Les photos du livre, des portraits des intervenants en train de cuisiner ou présentant leurs plats, sont magnifiques. On y perçoit l’intimité d’un moment passé dans les coulisses du quotidien. Des petits détails qui font sourire ou rêver.

"A chaque fois," raconte Pascale, "nous nous sommes rendus chez nos interlocuteurs, avec tout le matériel de photo, ce qui n’était pas toujours simple! Le portrait était réalisé pendant cette journée."

Les réactions des participants l'ont parfois étonnée.

“C'était étrange de voir à quel point les gens que j’ai contactés, même ceux que je ne connaissais pas vraiment, ont accepté quasiment immédiatement de participer au projet. Je leur expliquais juste qu’il s’agissait pour eux de cuisiner la recette de leur choix, et ils disaient oui.”

Certains ont une recette fétiche. D’autres en ont six. Certains cuisinent en solo, d’autres en couples.

Dis-moi comment tu cuisines, je saurai qui tu es

Mais tous ont en commun de vivre à Beyrouth, et un engouement pour la cuisine authentique, sans forcément être des experts ni même des passionnés passant tout leur temps libre aux fourneaux.

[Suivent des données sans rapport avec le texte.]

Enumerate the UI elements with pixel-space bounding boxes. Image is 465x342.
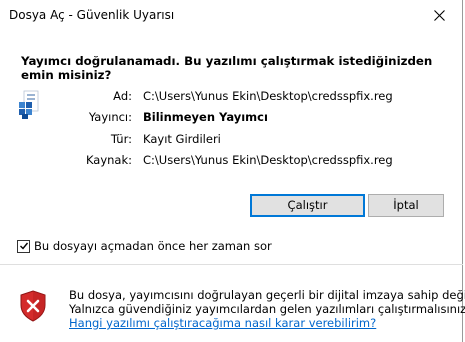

Dans Beirut Cooks, il ne s’agit pas de montrer des professionnels dans l’exercice de leur art. Il s’agit plutôt de montrer ce que la cuisine révèle de chacun de nous.

“En cuisine, j’ai parfois découvert des facettes inattendues chez certaines personnes. L’une, particulièrement loquace, devient silencieuse dès qu’elle commence à cuisiner. J’ai vu des hommes adorer se salir et s’essuyer les mains sur leur tablier, c’était drôle. Une autre adore regarder la couleur de sa préparation évoluer au fur et à mesure de sa recette, avec un plaisir de scientifique”.

Au fil de ses visites, Pascale note aussi cette petite différence entre les professionnels et les amateurs: “Chez les pro, aucune panique, jamais. Tout est sous contrôle. Chez les autres, on perçoit toujours au moins une petite tension. La crainte que quelque chose leur échappe".

Elle poursuit: "Et puis c’était amusant: pour prendre les photos de leurs plats, tous voulaient avant tout que la saveur soit parfaite, ou en tout cas telle qu’ils l’avaient imaginée. Si le goût ne les satisfaisait pas totalement, il était très difficile de les persuader de faire la photo de leur plat. Ils voulaient améliorer le gout avant de nous autoriser à prendre cette photo. C’était amusant. Nous leur disions qu’une photo ne se goûte pas et que le goût du plat serait impossible à percevoir sur l’image!“

Mais peut-être que si, après tout.

Un étrange et captivant mélange des sens, donc, à expérimenter dans ce livre beau et savoureux à souhait.